Hujan deras yang mengguyur tanpa henti selama dua malam memicu tanah longsor disertai banjir bandang pada Sabtu dini hari, 24 Januari 2026, sekitar pukul 03.00 WIB. Petaka itu menghantam lokasi di mana para prajurit baret ungu sedang menempa diri.
Kepala Staf Angkatan Laut (KSAL), Laksamana Muhammad Ali, dengan nada prihatin membenarkan insiden tersebut. Ia menyebut ada 23 prajuritnya yang menjadi korban timbunan material longsor.
”Memang terdapat 23 anggota marinir yang tertimbun longsor. Saat ini sudah diketemukan baru 4 personel dalam kondisi meninggal dunia,” ujar Ali di Gedung DPR RI, Jakarta, Senin, 26 Januari 2026.
Medan Sulit, Andalkan Drone Thermal
Upaya penyelamatan terhadap 19 prajurit yang masih hilang berpacu dengan waktu dan medan yang ekstrem. Ali mengungkapkan bahwa akses menuju lokasi kejadian sangat terbatas. Jalanan yang sempit dan kondisi tanah yang labil membuat alat berat belum bisa menembus masuk ke titik nol bencana.
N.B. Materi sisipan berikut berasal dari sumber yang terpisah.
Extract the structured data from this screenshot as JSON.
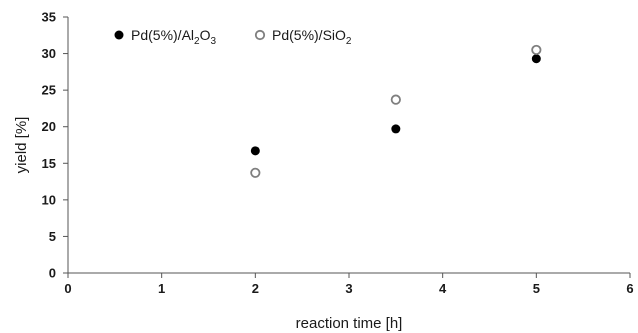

Sebagai gantinya, TNI AL mengerahkan teknologi dan kemampuan pelacakan manual. “Kita akan laksanakan pencarian dengan teknologi drone thermal dan anjing pelacak,” kata Ali.
Ali menjelaskan, keberadaan para prajurit di lokasi tersebut merupakan bagian dari skenario latihan pratugas. Nahas, cuaca ekstrem memicu pergeseran tanah yang menimpa satu desa, termasuk area perkemahan prajurit.
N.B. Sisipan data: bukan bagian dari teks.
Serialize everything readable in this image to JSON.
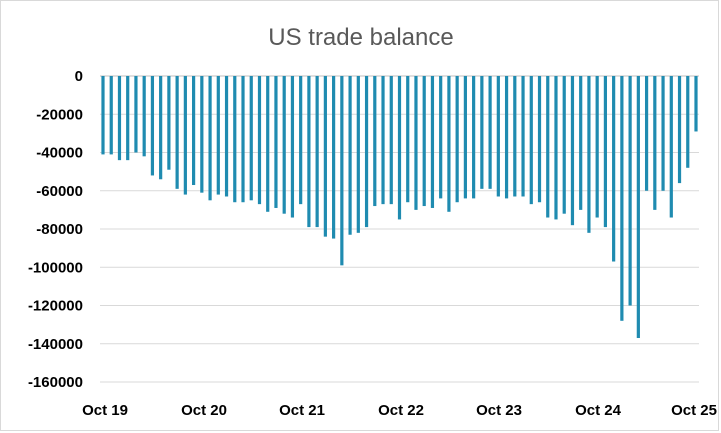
{
  "chart_data": {
    "type": "bar",
    "title": "US trade balance",
    "xlabel": "",
    "ylabel": "",
    "ylim": [
      -160000,
      0
    ],
    "yticks": [
      0,
      -20000,
      -40000,
      -60000,
      -80000,
      -100000,
      -120000,
      -140000,
      -160000
    ],
    "xtick_labels": [
      "Oct 19",
      "Oct 20",
      "Oct 21",
      "Oct 22",
      "Oct 23",
      "Oct 24",
      "Oct 25"
    ],
    "grid": true,
    "bar_color": "#1f8bb0",
    "categories": [
      "Oct 19",
      "Nov 19",
      "Dec 19",
      "Jan 20",
      "Feb 20",
      "Mar 20",
      "Apr 20",
      "May 20",
      "Jun 20",
      "Jul 20",
      "Aug 20",
      "Sep 20",
      "Oct 20",
      "Nov 20",
      "Dec 20",
      "Jan 21",
      "Feb 21",
      "Mar 21",
      "Apr 21",
      "May 21",
      "Jun 21",
      "Jul 21",
      "Aug 21",
      "Sep 21",
      "Oct 21",
      "Nov 21",
      "Dec 21",
      "Jan 22",
      "Feb 22",
      "Mar 22",
      "Apr 22",
      "May 22",
      "Jun 22",
      "Jul 22",
      "Aug 22",
      "Sep 22",
      "Oct 22",
      "Nov 22",
      "Dec 22",
      "Jan 23",
      "Feb 23",
      "Mar 23",
      "Apr 23",
      "May 23",
      "Jun 23",
      "Jul 23",
      "Aug 23",
      "Sep 23",
      "Oct 23",
      "Nov 23",
      "Dec 23",
      "Jan 24",
      "Feb 24",
      "Mar 24",
      "Apr 24",
      "May 24",
      "Jun 24",
      "Jul 24",
      "Aug 24",
      "Sep 24",
      "Oct 24",
      "Nov 24",
      "Dec 24",
      "Jan 25",
      "Feb 25",
      "Mar 25",
      "Apr 25",
      "May 25",
      "Jun 25",
      "Jul 25",
      "Aug 25",
      "Sep 25",
      "Oct 25"
    ],
    "values": [
      -41000,
      -41000,
      -44000,
      -44000,
      -40000,
      -42000,
      -52000,
      -54000,
      -49000,
      -59000,
      -62000,
      -57000,
      -61000,
      -65000,
      -62000,
      -63000,
      -66000,
      -66000,
      -65000,
      -67000,
      -71000,
      -69000,
      -72000,
      -74000,
      -67000,
      -79000,
      -79000,
      -84000,
      -85000,
      -99000,
      -83000,
      -82000,
      -79000,
      -68000,
      -67000,
      -67000,
      -75000,
      -66000,
      -70000,
      -68000,
      -69000,
      -64000,
      -71000,
      -66000,
      -64000,
      -64000,
      -59000,
      -59000,
      -63000,
      -64000,
      -63000,
      -63000,
      -67000,
      -66000,
      -74000,
      -75000,
      -72000,
      -78000,
      -70000,
      -82000,
      -74000,
      -79000,
      -97000,
      -128000,
      -120000,
      -137000,
      -60000,
      -70000,
      -60000,
      -74000,
      -56000,
      -48000,
      -29000
    ]
  }
}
”Saat itu kondisi hujan lebat, selama hampir dua malam hujan terus. Mungkin itu mengakibatkan longsor dan menimpa satu desa, kebetulan ada prajurit kita yang sedang berlatih di sana,” tuturnya.
Total 29 Kantong Jenazah Dievakuasi
Di lapangan, tim SAR gabungan terus bekerja keras mengevakuasi korban, baik dari kalangan militer maupun sipil. Badan Nasional Pencarian dan Pertolongan (Basarnas) melaporkan perkembangan pencarian di Kampung Pasir Kuning, Desa Pasirlangu, Kecamatan Cisarua, Kabupaten Bandung Barat.
Hingga Senin (26/1), Basarnas telah mengevakuasi total 29 body pack (kantong jenazah).
Kepala Basarnas, Marsekal Madya TNI Mohammad Syafii, merinci bahwa pada operasi hari Senin ini, timnya berhasil mengangkat empat kantong jenazah tambahan.
”Jumlah korban yang kita evakuasi hari ini ada empat body pack dan itu sudah kita serah terimakan. Sehingga total dari pertama kali kita melaksanakan operasi, korban yang kita serahkan dalam bentuk body pack totalnya ada 29,” ujar Syafii di lokasi longsor.
Tragedi ini menjadi catatan kelam bagi dunia militer dan warga Jawa Barat di awal tahun, mengingatkan kembali akan tingginya risiko bencana hidrometeorologi di kawasan pegunungan yang rawan.